И в заключение слово одному современному богослову:

« Вопрос, тесно связанный с проблемой теодицеи: если будут спасены не все, то как себя будут чувствовать праведники, раз они будут знать, что их братья, сестры, дети, родители, мужья, жены обречены вечно страдать вдали от Бога и от своих близких? Что, праведники просто благочестиво вздохнут и скажут: ну, не судьба — и отвернутся от своих близких?»

   А на меня иной раз такое мечтание накатывало. Чтобы, думаю, наш Царь Небесный относился к нам так же, как горожане к котам своим. Городские-то, они как есть иждивенцы-дармоеды, а к тому же ещё и злыдни. По ночам хозяев будят, пакостят, где попало, и при этом никаким увещеваниям не поддаются (а проучить «по-отцовски строго» рука не поднимается, да и супруга, главная баловница и потатчица вот уж воистину возопиёт!). Пользы от них никакой, одни затраты, а любят и балуют их! Не жизнь, а рай земной!

   И вот намедни меня, как ведром холодной воды на Ивана Купалу, охолонуло после ознакомления вот с этой публикацией в Интернете:

    «Только ленивый в последнее время не охнул над недавно вытащенным из архивов и неожиданно заблиставшим вселенским пророчеством – опытом Джона Кэлхуна о дегенерации грызунов в раю: грызунам, помнится, создали все условия для абсолютно безбедного существования, которого с сотворения мира не нюхал ни один грызун.

   Eшь, спи, гуляй и ни в чем себе не отказывай. Всего вдоволь, ко всему доступ, ни к чему не надо прилагать усилий, и даже температура окружающей среды самая благоприятная. Ни тебе холеры, ни дефицита. Никаких тебе скреп, никаких гвоздей, никаких дискриминаций. Никаких опасностей.

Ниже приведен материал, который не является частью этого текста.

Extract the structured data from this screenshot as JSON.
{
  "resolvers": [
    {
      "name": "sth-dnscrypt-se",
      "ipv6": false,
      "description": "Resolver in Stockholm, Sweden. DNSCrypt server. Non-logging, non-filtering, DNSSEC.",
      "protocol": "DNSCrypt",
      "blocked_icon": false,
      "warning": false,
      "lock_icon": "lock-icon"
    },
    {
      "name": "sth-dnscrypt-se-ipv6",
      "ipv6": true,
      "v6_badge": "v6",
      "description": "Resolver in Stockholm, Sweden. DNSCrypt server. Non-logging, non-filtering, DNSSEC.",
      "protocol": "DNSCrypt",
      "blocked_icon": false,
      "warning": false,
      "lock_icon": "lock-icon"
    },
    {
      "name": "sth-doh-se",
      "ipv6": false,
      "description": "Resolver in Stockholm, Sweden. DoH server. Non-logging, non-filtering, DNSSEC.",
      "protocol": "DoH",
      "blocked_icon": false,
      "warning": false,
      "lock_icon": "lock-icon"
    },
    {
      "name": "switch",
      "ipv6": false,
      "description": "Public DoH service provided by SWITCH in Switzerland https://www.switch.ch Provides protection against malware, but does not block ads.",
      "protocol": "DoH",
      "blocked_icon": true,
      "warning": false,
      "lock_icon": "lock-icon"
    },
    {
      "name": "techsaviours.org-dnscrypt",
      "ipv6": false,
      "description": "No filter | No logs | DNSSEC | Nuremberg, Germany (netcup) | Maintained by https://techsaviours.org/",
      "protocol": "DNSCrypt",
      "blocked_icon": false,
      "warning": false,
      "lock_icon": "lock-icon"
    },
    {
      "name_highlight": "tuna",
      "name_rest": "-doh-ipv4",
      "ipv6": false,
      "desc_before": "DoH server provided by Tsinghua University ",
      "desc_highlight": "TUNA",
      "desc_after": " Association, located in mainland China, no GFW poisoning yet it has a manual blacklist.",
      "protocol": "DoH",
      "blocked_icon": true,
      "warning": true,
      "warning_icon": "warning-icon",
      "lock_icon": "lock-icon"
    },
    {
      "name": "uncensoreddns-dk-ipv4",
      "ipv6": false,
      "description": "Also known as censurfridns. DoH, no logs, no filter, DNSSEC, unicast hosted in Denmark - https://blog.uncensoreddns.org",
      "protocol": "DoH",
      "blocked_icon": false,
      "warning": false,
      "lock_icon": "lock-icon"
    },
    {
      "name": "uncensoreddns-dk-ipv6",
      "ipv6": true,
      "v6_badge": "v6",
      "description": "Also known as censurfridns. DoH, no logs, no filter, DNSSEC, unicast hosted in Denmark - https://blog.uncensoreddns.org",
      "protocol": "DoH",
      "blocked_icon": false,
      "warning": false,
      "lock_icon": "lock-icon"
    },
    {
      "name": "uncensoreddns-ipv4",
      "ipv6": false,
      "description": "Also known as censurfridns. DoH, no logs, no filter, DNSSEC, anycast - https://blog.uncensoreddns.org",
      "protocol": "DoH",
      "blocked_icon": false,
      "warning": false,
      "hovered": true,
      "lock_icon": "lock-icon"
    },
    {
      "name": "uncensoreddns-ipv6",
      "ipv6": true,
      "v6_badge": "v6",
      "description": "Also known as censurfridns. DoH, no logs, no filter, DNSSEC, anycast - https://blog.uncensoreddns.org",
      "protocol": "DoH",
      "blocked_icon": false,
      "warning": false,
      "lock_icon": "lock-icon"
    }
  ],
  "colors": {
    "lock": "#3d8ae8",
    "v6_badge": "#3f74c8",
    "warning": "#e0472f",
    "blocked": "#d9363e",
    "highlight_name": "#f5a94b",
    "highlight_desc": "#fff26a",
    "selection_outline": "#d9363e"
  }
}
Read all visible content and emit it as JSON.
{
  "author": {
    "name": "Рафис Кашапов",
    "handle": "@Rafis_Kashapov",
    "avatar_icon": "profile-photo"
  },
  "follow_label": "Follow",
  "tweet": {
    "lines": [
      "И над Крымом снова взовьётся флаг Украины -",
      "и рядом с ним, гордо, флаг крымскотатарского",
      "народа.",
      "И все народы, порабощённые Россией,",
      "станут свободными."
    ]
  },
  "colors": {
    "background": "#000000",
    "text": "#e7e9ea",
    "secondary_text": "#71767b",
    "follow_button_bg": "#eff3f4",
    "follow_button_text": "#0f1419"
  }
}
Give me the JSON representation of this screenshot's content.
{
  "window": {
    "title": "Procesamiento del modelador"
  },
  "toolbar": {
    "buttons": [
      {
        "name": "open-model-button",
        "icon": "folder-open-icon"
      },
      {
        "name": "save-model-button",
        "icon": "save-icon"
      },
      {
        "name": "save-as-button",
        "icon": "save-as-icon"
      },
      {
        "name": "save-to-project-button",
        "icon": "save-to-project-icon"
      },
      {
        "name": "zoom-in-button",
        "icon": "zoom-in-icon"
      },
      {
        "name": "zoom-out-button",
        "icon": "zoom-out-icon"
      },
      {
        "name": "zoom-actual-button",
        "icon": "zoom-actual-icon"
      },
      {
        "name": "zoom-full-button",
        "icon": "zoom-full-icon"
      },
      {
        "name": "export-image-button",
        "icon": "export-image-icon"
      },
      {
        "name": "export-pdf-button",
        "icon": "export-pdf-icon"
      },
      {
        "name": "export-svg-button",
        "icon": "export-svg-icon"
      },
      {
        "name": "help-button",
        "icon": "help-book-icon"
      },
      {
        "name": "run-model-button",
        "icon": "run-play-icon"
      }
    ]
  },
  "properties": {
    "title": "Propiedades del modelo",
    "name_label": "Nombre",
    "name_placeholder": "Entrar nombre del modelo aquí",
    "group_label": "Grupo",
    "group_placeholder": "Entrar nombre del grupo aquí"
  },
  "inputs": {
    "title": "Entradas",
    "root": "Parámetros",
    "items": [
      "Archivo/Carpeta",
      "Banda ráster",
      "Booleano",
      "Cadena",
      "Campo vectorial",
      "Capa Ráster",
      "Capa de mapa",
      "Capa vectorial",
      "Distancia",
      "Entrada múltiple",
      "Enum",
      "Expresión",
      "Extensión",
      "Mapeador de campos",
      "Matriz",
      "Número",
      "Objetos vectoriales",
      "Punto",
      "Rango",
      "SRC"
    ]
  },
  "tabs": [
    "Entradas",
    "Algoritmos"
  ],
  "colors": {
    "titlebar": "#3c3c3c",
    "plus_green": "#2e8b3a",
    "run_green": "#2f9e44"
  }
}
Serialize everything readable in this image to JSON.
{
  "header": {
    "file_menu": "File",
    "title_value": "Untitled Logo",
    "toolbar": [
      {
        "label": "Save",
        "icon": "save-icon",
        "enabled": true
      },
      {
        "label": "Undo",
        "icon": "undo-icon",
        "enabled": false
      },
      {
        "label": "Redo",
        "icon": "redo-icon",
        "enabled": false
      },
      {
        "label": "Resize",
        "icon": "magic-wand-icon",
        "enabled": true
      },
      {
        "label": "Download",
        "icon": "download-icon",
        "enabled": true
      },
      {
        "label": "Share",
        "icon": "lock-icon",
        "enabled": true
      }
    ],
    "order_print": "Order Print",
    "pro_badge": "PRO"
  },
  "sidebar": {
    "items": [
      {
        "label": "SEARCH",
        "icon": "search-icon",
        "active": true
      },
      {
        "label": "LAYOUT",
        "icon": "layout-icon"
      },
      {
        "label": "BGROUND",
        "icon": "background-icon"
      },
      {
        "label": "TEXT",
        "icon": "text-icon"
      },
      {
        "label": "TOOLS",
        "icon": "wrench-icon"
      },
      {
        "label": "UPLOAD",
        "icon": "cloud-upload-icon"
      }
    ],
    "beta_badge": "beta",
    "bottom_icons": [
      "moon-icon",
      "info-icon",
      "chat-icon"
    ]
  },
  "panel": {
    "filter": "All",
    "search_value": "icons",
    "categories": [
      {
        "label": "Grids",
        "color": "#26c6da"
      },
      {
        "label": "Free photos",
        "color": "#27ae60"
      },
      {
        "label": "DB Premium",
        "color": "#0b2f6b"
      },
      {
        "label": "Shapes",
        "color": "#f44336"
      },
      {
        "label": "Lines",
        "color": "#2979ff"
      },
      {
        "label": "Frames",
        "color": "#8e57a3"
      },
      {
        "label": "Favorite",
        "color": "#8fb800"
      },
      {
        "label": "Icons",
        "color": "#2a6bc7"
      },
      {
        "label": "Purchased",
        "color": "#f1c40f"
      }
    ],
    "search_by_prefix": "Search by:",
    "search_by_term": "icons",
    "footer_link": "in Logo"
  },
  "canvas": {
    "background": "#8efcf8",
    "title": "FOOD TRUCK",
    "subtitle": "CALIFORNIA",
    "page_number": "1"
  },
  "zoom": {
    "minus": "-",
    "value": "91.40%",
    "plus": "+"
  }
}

   И что? Уже в первом поколении появились признаки вырождения среди популяции всемерно белых мышей. Признаки прострации и депрессии, потери интереса ко всему: от материнства до простейшего сексуального партнерства. Матери бросали уже рожденных детей и селились в одиночестве, предварительно испробовав однополые связи. Отцы делали то же самое. Появились случаи ничем не оправданного насилия, объяснимого исключительно вульгарным понятием скуки и полной демотивации к существованию.

   Что любопытно, были отмечены удивительные эксперименты грызунов со своим внешним видом: не то стали отгрызать себе хвосты, не то пытаться менять окраску, уж не вспомню, но вы проверьте, вызывает удивительные ассоциации...

   Главное, уже в первом поколении прекратили размножаться. Стали, знаете, натуральными чайлд-фри. А когда запаниковали экспериментаторы и переселили подросших грызунов из первых еще райских выводков в новые и снова райские условия, то окончательно убедились: раем горю не поможешь. Подросшее в раю поколение чем-либо заниматься и тем паче размножаться никоим образом не стало. А вымирало точно так же, без усилий и скреп, без навыков борьбы и победы, с пустотой в мышиных глазах...».

Так что избави Бог нас от такого рая.

       В назидание моим молодым землякам привожу слова из «Предсмертных мыслей» великого русского философа В. В. Розанова:

   «Только оканчивая жизнь, видишь, что вся твоя жизнь была поучением, в котором ты был невнимательным учеником. Так я стою перед своим невыученным уроком. Учитель вышел. «Собирай книги и уходи». И рад был бы, чтобы кто-нибудь «наказал», «оставил без обеда». Но никто не накажет. Ты – вообще никому не нужен. Завтра будет «урок». Но для другого. И многие будут заниматься. Тобой более никогда не займутся».